Many of Rome’s best palaces remain closed to the public most of the time. This is the case in particular with the Palazzo Farnese, prestigious seat of the French embassy in Rome. To break with the tradition, the Palace has exceptionally opened its doors to the public from December to April 2011 for a temporary exhibition on the Farnese family. The exhibition itself is rather disappointing, however, it is a unusual opportunity to enjoy the Palace’s hidden treasures, the best of them being the famous frescoes by Annibale Carracci in the gallery bearing his name.
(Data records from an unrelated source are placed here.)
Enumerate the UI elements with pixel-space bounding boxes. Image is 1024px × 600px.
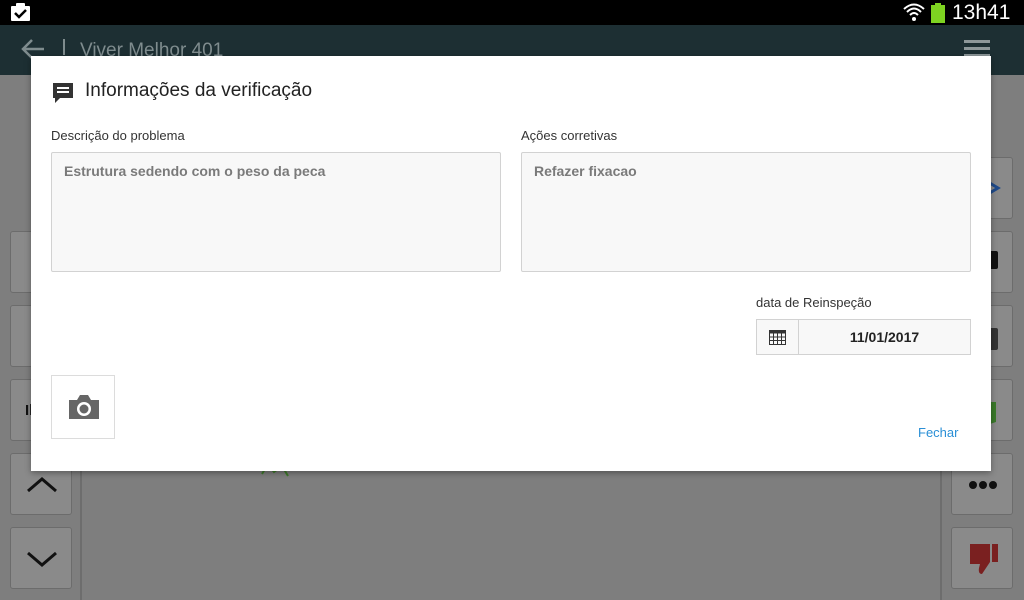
- verification-info-dialog: Informações da verificação Descrição do …: [31, 56, 991, 471]
- reinspection-date-label: data de Reinspeção: [756, 295, 872, 310]
- calendar-icon: [769, 330, 786, 345]
- problem-description-label: Descrição do problema: [51, 128, 185, 143]
- corrective-actions-field[interactable]: Refazer fixacao: [521, 152, 971, 272]
- clipboard-check-icon: [11, 3, 30, 21]
- calendar-button[interactable]: [757, 320, 799, 354]
- corrective-actions-text: Refazer fixacao: [534, 163, 637, 179]
- battery-icon: [931, 3, 945, 23]
- status-bar: 13h41: [0, 0, 1024, 25]
- reinspection-date-value: 11/01/2017: [849, 329, 920, 345]
- reinspection-date-field[interactable]: 11/01/2017: [756, 319, 971, 355]
- thumbs-down-button[interactable]: [951, 527, 1013, 589]
- comment-icon: [53, 83, 73, 103]
- chevron-down-icon: [27, 551, 57, 567]
- camera-button[interactable]: [51, 375, 115, 439]
- close-button[interactable]: Fechar: [918, 425, 958, 440]
- camera-icon: [69, 395, 99, 419]
- status-time: 13h41: [952, 1, 1011, 24]
- thumbs-down-icon: [970, 544, 998, 574]
- problem-description-field[interactable]: Estrutura sedendo com o peso da peca: [51, 152, 501, 272]
- problem-description-text: Estrutura sedendo com o peso da peca: [64, 163, 326, 179]
- corrective-actions-label: Ações corretivas: [521, 128, 618, 143]
- dialog-title: Informações da verificação: [85, 80, 313, 101]
- scroll-down-button[interactable]: [10, 527, 72, 589]
- wifi-icon: [903, 3, 925, 21]
- appbar-divider: [63, 39, 65, 55]
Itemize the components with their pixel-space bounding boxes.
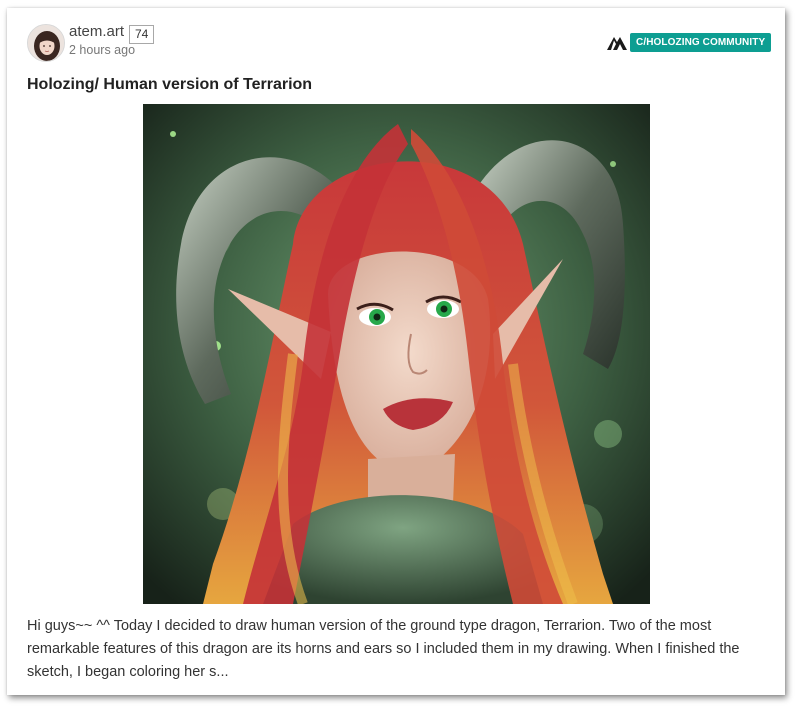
- reputation-badge: 74: [129, 25, 155, 44]
- author-name[interactable]: atem.art: [69, 23, 124, 40]
- post-timestamp[interactable]: 2 hours ago: [69, 43, 135, 57]
- post-image[interactable]: [143, 104, 650, 604]
- avatar[interactable]: [27, 24, 65, 62]
- post-excerpt[interactable]: Hi guys~~ ^^ Today I decided to draw hum…: [27, 615, 769, 684]
- post-card: atem.art 74 2 hours ago C/HOLOZING COMMU…: [7, 8, 785, 695]
- holozing-logo-icon[interactable]: [606, 35, 628, 51]
- post-title[interactable]: Holozing/ Human version of Terrarion: [27, 76, 312, 94]
- community-tag[interactable]: C/HOLOZING COMMUNITY: [630, 33, 772, 52]
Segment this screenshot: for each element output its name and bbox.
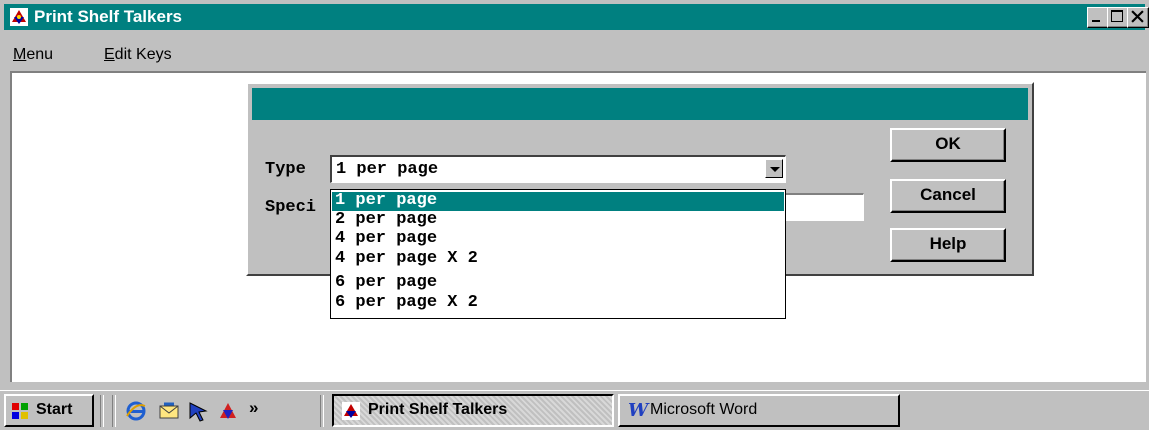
task-label: Print Shelf Talkers	[368, 401, 508, 418]
dropdown-option[interactable]: 4 per page X 2	[332, 250, 784, 269]
word-icon: W	[628, 400, 649, 421]
minimize-icon	[1092, 20, 1100, 22]
maximize-button[interactable]	[1107, 7, 1129, 28]
title-bar[interactable]: Print Shelf Talkers	[4, 4, 1149, 30]
outlook-icon[interactable]	[158, 400, 180, 422]
shelf-icon[interactable]	[217, 400, 239, 422]
ok-button[interactable]: OK	[890, 128, 1006, 162]
spec-input[interactable]	[780, 193, 864, 221]
type-select-value: 1 per page	[336, 160, 439, 179]
minimize-button[interactable]	[1087, 7, 1109, 28]
type-select[interactable]: 1 per page	[330, 155, 786, 183]
app-window: Print Shelf Talkers Menu Edit Keys Type …	[0, 0, 1149, 392]
window-title: Print Shelf Talkers	[34, 7, 183, 26]
shelf-talkers-icon	[342, 402, 360, 420]
pointer-icon[interactable]	[187, 400, 209, 422]
taskbar-separator	[320, 395, 324, 427]
type-dropdown-list: 1 per page 2 per page 4 per page 4 per p…	[330, 189, 786, 319]
cancel-button[interactable]: Cancel	[890, 179, 1006, 213]
chevron-down-icon[interactable]	[765, 159, 783, 178]
task-label: Microsoft Word	[650, 401, 758, 418]
taskbar-separator	[100, 395, 104, 427]
quick-launch-overflow[interactable]: »	[249, 398, 258, 418]
windows-logo-icon	[12, 403, 28, 419]
dialog-title-bar[interactable]	[252, 88, 1028, 120]
spec-label: Speci	[265, 198, 317, 217]
start-button[interactable]: Start	[4, 394, 94, 427]
menu-item-edit-keys[interactable]: Edit Keys	[104, 46, 172, 64]
task-button-microsoft-word[interactable]: W Microsoft Word	[618, 394, 900, 427]
dropdown-option[interactable]: 4 per page	[332, 230, 784, 249]
dropdown-option[interactable]: 6 per page X 2	[332, 294, 784, 313]
menu-item-menu[interactable]: Menu	[13, 46, 53, 64]
task-button-print-shelf-talkers[interactable]: Print Shelf Talkers	[332, 394, 614, 427]
internet-explorer-icon[interactable]	[125, 400, 147, 422]
dropdown-option[interactable]: 6 per page	[332, 274, 784, 293]
dropdown-option[interactable]: 2 per page	[332, 211, 784, 230]
taskbar-separator	[112, 395, 116, 427]
help-button[interactable]: Help	[890, 228, 1006, 262]
maximize-icon	[1111, 10, 1123, 22]
start-label: Start	[36, 401, 73, 418]
dropdown-option[interactable]: 1 per page	[332, 192, 784, 211]
close-icon	[1131, 10, 1144, 23]
close-button[interactable]	[1127, 7, 1149, 28]
taskbar: Start » Print Shelf Talkers W Microsoft …	[0, 390, 1149, 430]
type-label: Type	[265, 160, 306, 179]
shelf-talkers-icon	[10, 8, 28, 26]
Carracci, one of the leading artists of the school of Bologna in the late 16th/early 17th century, was called to Rome by Cardinal Oduardo Farnese to decorate his family palace and produce a masterpiece able to compete with the Sistine Chapel in the Vatican. He was already well known as a painter and had been recommended by another member of the Farnese family, the Duke of Parma who was based in the northern city near Bologna. With such a challenge in mind, Carracci created his cycle of frescoes on the love of the Gods inspired by Ovid’s Metamorphosis, the classic tales which became fashionable again in the Renaissance. The frescoes were so fresh and new that they marked a turning point in the history of art and opened the way for the new Baroque style. Carracci gave it all, so much so that he died soon after.
Carracci's main fresco representing the marriage of Ariane and Bacchus in a watercolour reproduction by Gaia Dammacco
Cardinale Oduardo commissioned the fresco for the marriage of his nephew Ranuccio with Margherita Aldobrandini, niece of Pope Clement VIII, who was renowned for being an extremely strict and rigid counter-reformation pope. The Farnese wanted to shock him by using a pagan theme full of nude and evocative scenes. They succeeded in their venture, as the Carracci gallery became so famous that it was often compared to the Sistine Chapel, and Annibale Carracci considered the heir of Michelangelo.
Other Farnese treasures include the collection of antique sculptures, and among which the famous statue of Hercules, resting after his work. The sculptures were found during the excavation of the Caracalla Baths, ordered in the 1530s by the Farnese Pope Paul III, who built the palace between 1515 when he was still a cardinal and the 1540s (he was Pope between 1534 and 1549). Michelangelo famously designed the facade, adding to it the Pope’s emblem, the largest ever seen on a Roman palace.
The collection of sculptures which used to decorate the reception rooms and gardens, is no longer in the Palace but moved to Naples when the last descendant of the Farnese family, Elisabeth, married the Bourbon King of Naples in 1714. It can be seen today in the Archeological Museum of Naples. Only a few of these sculptures temporarily moved back to Rome for the exhibition, most notably the heads of the Philosophers such as Homer among others. As for the other masterpieces, giant photographic reproductions are displayed in the exact location where they used to stand, but it doesn’t really give a feeling of what the place was like during the glory of the Farnese. The atmosphere inside the Palace remains however the austere atmosphere of an efficient public administration.